On comprend et on approuve l'intention du législateur qui a voulu, qu'autant que faire se peut, une donne ne soit pas annulée. Mais votre tâche d'arbitre n'en sera pas facilitée. Je termine sur un conseil personnel, conforté toutefois par des discussions avec des collègues. Rien ne vous oblige à en tenir compte, je vous livre là, non la loi, mais mon sentiment.

 

  • En tournoi par paires, ne prenez aucun risque. 40 %, ce n'est pas un drame.

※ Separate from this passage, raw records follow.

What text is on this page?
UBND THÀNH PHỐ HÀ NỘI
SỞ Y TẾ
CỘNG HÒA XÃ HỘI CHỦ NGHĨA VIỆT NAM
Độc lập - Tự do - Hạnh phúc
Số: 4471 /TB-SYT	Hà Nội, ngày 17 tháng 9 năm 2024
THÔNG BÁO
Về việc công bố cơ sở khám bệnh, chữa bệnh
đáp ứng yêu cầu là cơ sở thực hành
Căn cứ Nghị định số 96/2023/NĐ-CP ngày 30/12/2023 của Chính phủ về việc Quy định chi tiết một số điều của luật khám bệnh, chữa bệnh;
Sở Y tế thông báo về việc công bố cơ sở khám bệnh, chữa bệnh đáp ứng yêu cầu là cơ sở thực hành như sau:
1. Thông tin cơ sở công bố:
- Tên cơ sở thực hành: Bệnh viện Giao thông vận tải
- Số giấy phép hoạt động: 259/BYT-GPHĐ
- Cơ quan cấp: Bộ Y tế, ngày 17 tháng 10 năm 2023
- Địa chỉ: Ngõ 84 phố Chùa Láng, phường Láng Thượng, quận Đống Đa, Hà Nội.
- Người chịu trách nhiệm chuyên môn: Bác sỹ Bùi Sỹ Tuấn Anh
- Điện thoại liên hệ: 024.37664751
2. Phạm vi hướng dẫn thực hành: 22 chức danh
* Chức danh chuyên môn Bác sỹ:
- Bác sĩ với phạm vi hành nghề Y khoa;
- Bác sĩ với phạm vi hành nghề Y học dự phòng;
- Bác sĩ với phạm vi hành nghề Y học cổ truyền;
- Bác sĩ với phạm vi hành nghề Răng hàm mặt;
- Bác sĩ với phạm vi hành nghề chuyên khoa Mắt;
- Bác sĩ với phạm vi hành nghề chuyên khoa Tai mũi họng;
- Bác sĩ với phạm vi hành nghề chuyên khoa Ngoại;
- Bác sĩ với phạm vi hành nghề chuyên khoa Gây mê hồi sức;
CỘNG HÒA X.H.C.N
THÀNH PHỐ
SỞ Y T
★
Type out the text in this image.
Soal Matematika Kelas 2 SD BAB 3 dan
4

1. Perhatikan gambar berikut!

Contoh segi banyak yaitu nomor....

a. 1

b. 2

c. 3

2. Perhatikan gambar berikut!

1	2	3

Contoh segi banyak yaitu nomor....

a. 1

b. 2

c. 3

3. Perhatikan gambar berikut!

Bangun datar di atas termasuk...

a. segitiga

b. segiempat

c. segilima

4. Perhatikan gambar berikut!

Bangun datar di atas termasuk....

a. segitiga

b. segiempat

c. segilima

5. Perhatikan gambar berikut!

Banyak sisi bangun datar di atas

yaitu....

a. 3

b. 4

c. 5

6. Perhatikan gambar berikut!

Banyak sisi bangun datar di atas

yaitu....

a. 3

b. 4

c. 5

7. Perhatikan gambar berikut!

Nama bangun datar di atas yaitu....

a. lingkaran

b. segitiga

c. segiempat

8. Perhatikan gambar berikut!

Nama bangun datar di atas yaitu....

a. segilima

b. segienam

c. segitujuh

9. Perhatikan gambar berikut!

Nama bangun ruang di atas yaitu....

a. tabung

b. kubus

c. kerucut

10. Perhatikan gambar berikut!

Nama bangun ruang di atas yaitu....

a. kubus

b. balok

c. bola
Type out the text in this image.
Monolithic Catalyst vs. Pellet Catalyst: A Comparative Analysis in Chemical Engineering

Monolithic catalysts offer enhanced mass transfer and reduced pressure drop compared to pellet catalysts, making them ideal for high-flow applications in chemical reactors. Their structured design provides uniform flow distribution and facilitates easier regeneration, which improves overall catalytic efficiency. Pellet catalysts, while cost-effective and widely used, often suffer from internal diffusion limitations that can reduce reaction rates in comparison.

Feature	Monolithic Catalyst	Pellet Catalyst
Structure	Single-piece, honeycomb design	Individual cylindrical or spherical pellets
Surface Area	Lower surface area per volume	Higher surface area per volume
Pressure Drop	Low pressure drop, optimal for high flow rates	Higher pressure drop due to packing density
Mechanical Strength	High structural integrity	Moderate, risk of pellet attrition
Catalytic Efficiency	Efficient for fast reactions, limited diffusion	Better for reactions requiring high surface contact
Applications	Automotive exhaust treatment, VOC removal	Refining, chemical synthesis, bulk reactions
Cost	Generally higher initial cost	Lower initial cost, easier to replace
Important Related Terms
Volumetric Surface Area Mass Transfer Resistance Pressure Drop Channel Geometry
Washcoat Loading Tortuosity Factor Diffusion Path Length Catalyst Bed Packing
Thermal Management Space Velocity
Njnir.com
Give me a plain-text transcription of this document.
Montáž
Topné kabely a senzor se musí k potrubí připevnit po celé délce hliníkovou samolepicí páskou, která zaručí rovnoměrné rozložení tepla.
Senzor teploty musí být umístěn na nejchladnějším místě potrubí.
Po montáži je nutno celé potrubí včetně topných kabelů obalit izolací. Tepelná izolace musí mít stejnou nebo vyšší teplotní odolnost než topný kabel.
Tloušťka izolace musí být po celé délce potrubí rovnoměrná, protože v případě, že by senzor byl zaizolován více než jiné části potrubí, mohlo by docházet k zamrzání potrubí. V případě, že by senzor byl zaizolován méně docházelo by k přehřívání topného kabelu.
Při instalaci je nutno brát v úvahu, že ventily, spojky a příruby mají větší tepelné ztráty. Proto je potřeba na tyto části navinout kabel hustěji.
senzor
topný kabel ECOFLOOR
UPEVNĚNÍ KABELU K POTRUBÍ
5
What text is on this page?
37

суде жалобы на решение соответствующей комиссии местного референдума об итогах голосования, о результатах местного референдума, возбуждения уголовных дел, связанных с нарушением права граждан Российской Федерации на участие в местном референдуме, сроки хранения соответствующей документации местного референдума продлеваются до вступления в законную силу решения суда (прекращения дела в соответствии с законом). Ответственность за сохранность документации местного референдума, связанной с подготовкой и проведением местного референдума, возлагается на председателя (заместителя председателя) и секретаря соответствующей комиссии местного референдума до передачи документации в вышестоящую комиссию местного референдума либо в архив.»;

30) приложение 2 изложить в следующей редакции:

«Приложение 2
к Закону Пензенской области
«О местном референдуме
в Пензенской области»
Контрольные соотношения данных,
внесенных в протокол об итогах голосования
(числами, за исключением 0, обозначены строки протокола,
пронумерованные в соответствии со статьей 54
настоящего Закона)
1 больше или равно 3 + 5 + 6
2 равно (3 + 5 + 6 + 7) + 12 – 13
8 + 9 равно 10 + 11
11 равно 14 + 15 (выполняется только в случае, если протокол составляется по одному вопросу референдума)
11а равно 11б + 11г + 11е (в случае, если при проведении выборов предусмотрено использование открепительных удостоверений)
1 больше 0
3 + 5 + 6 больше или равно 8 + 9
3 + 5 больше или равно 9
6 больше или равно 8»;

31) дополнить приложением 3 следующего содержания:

Les joueurs sont fautifs, ils devaient compter leurs cartes et comme vous êtes dans l'obligation de prendre une décision sur-le-champ, le risque d'erreur est trop important.
     
  • En match par 4, le problème est différent. L'étui ayant déjà été joué dans l'autre salle (sinon c'est une fausse donne), vous allez annuler un résultat déjà obtenu. C'est beaucoup plus grave. N'oubliez pas aussi que vous disposez de beaucoup plus de temps pour faire votre analyse. Dites aux joueurs de jouer l'étui suivant, étudiez votre diagramme tranquillement avant de prendre une décision. Faites jouer si le risque est raisonnable.
     
  • Un dernier point : si vous informez les joueurs que la donne est jouable après correction et que ceux-ci acceptent de la jouer, peut-il y avoir appel s'il apparaît que l'information a favorisé un camp ?
     
    Ma réponse est oui. Le code dit que vous deviez "estimer", donc on fait appel à votre jugement, votre pouvoir discrétionnaire. Pour ma part, incontestablement, l'appel est recevable et c'est tant mieux. La commission d'appel n'est pas seulement une protection pour les joueurs, elle l'est surtout pour l'arbitre qui a la responsabilité de prendre, parfois bien rapidement, des décisions délicates.